Il y avait beaucoup d’animaux au pelage doux et au regard limpide, qu’on avait envie d’apprivoiser. Enfermés dans leur soucoupe volante, ils avaient tous rêvé secrètement d’un chien, qui pourrait courir les chemins avec eux et deviendrait leur ami. Ces compagnons revêtaient les formes les plus ahurissantes. Il y avait aussi toutes sortes d’animaux féroces, hérissés de dents, de griffes, aux yeux cruels, ceux qu’il fallait fuir ou défier, ceux qui donnaient la mort. Il y avait tous les troupeaux d’antan, tous les disparus. Par ailleurs, on retrouvait, curieusement, les animaux fabuleux qui ne devaient leur existence qu’à l’imagination fertile des ancêtres. Mais il avaient la vie dure ! Dragons cracheurs de feu, hydres à plusieurs têtes, licornes, sirènes, aucun ne manquait à l’appel. Comment les légendes résistent-elles au temps qui passe ?

Ils firent des centaines de dessins. Ils placardèrent les couloirs. Ils fêtèrent la gigantesque exposition en invitant bruyamment tous les habitants du Vaisseau. Cette flambée de couleurs sur les murs, c’était l’explosion des sentiments longtemps refoulés, le rêve, l’amour, la colère et la peur. On célébrait dans la joie l’heureuse initiative. C’était assurément une libération, une véritable catharsis à l’ancienne.

Thuan cherchait, parmi les exemplaires, le responsable du tapage assourdissant qui se déclenchait le soir. Adèle examinait attentivement tous les dessins, à l’affût de la vie psychique des uns et des autres. Nokt se faisait expliquer, en détail, chacune des œuvres. Hiéro-le-Boss se promenait de long en large, fier comme un père: vous voyez ce qu’ils ont fait mes petits ? L’atmosphère était à la fête à l’intérieur du vaisseau, malgré la quarantaine qui les mettait en cage, malgré le brouillard qui les isolait plus encore. La vie débordait.

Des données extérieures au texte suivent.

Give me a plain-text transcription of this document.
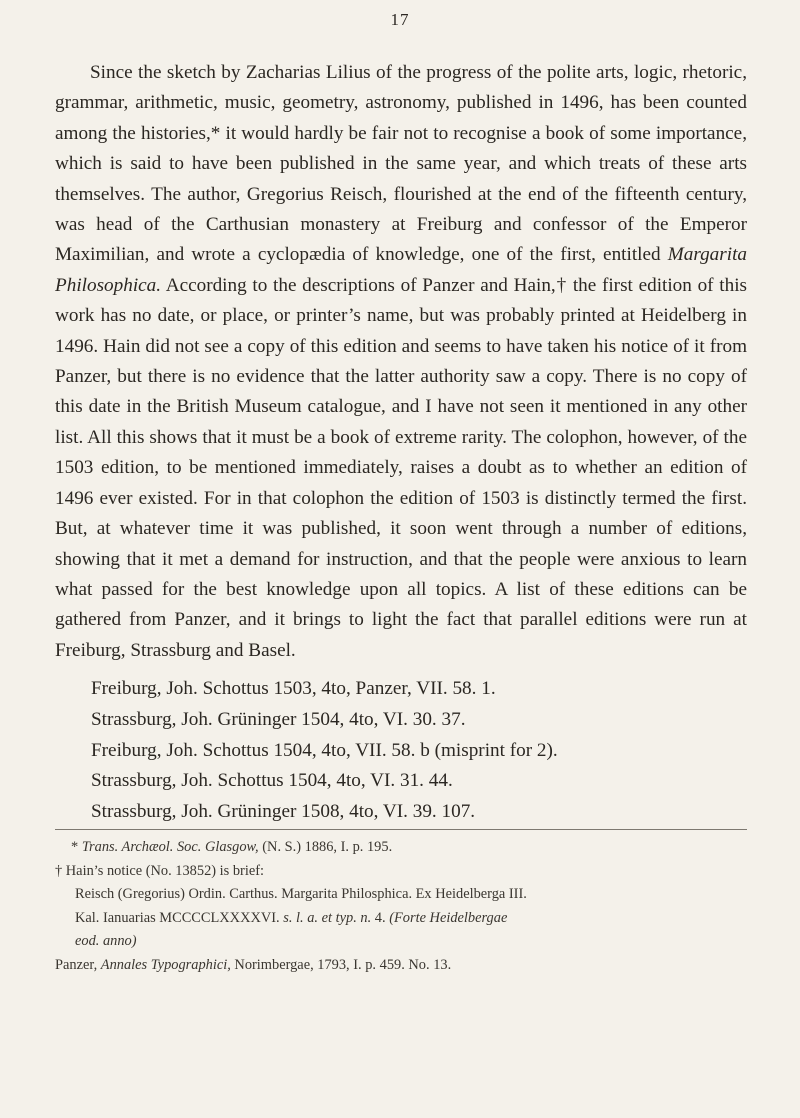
17

Since the sketch by Zacharias Lilius of the progress of the polite arts, logic, rhetoric, grammar, arithmetic, music, geometry, astronomy, published in 1496, has been counted among the histories,* it would hardly be fair not to recognise a book of some importance, which is said to have been published in the same year, and which treats of these arts themselves. The author, Gregorius Reisch, flourished at the end of the fifteenth century, was head of the Carthusian monastery at Freiburg and confessor of the Emperor Maximilian, and wrote a cyclopædia of knowledge, one of the first, entitled Margarita Philosophica. According to the descriptions of Panzer and Hain,† the first edition of this work has no date, or place, or printer’s name, but was probably printed at Heidelberg in 1496. Hain did not see a copy of this edition and seems to have taken his notice of it from Panzer, but there is no evidence that the latter authority saw a copy. There is no copy of this date in the British Museum catalogue, and I have not seen it mentioned in any other list. All this shows that it must be a book of extreme rarity. The colophon, however, of the 1503 edition, to be mentioned immediately, raises a doubt as to whether an edition of 1496 ever existed. For in that colophon the edition of 1503 is distinctly termed the first. But, at whatever time it was published, it soon went through a number of editions, showing that it met a demand for instruction, and that the people were anxious to learn what passed for the best knowledge upon all topics. A list of these editions can be gathered from Panzer, and it brings to light the fact that parallel editions were run at Freiburg, Strassburg and Basel.

Freiburg, Joh. Schottus 1503, 4to, Panzer, VII. 58. 1.
Strassburg, Joh. Grüninger 1504, 4to, VI. 30. 37.
Freiburg, Joh. Schottus 1504, 4to, VII. 58. b (misprint for 2).
Strassburg, Joh. Schottus 1504, 4to, VI. 31. 44.
Strassburg, Joh. Grüninger 1508, 4to, VI. 39. 107.
* Trans. Archæol. Soc. Glasgow, (N. S.) 1886, I. p. 195.
† Hain’s notice (No. 13852) is brief:
Reisch (Gregorius) Ordin. Carthus. Margarita Philosphica. Ex Heidelberga III.
Kal. Ianuarias MCCCCLXXXXVI. s. l. a. et typ. n. 4. (Forte Heidelbergae
eod. anno)
Panzer, Annales Typographici, Norimbergae, 1793, I. p. 459. No. 13.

Lotar enfilait maintenant le couloir principal, souriant, mais toujours sombre, sans se départir de cette allure princière qu’il avait adoptée depuis qu’il avait signé sa défaite en remettant les clés de l’armoire. Les gens s’empressaient autour de lui. Ils voulaient lui demander pardon d’avoir été si grossiers, mais ne savaient trop comment s’y prendre. On lui offrait du champagne, les enfants le tiraient par la manche pour qu’il admire les dessins, le capitaine, d’un coup de coude affectueux, lui glissait, Tu as vu ce qu’ils peuvent faire, nos petits ?, Oxymore, rouge de honte, bredouillait des excuses incompréhensibles, on le pressait de questions et de sourires bienveillants, et lui, bon prince, répondait à droite et à gauche, souriait, admirait. Quand cette ardeur farcie de remords s’apaisa quelque peu, Maître Kheu, bon enfant, s’approcha, et lui souffla:

— Ne t’en fais pas Lotar, ici on pourra fabriquer du nouveau papier.

— Non, Maître Kheu, répondit-il, tranquillement.

— Et pourquoi ? semblaient dire les yeux du fin cuisinier.

— Non, mon ami, je ne permettrai pas que l’on déboise un nouveau monde pour des prétextes futiles. Si l’on doit se méfier de ma fonction, c’est parce qu’il faut tenir en bride les penchants égoïstes et frivoles de notre espèce. J’ai le douteux privilège d’être officiellement surveillé. Mais qui faut-il surveiller ? Moi ou vous ? N’oublie pas que je ne suis qu’un bouc émissaire, je porte tous les torts.

Thuan s’était rapproché, ainsi que Nokt, Oxymore et Hiéro-le-Boss. Ils l’entouraient gentiment, dans ce mouvement inconscient qui vous porte à soulager un semblable et partager le poids d’un fardeau beaucoup trop lourd. Lotar continuait:

— Vous avez vu ces dessins ? Des merveilles, sans doute. La sédition a toujours du bon. Je vous félicite. Cette fête est une réussite, non, vraiment, je suis sincère. Il fallait une échappée... toute cette tension accumulée... Mais, outre la beauté incontestable de cette manifestation artistique collective, que voyez-vous ? Observez ces dents, ces griffes, ces yeux injectés de sang, regardez bien les monstres qui nous habitent, parce que c’est bien de nous qu’il s’agit. Ils prétendaient dessiner les animaux de la mare, n’est-ce pas ? Ils ont fait mieux: ils nous ont donné un miroir pour nous regarder en face. Je noublie jamais, moi, que nous sommes des animaux. Dangereux. Nuisibles. Dominants. Ces crocs ensanglantés ne sont rien à côté des mille et un massacres de l’humanité.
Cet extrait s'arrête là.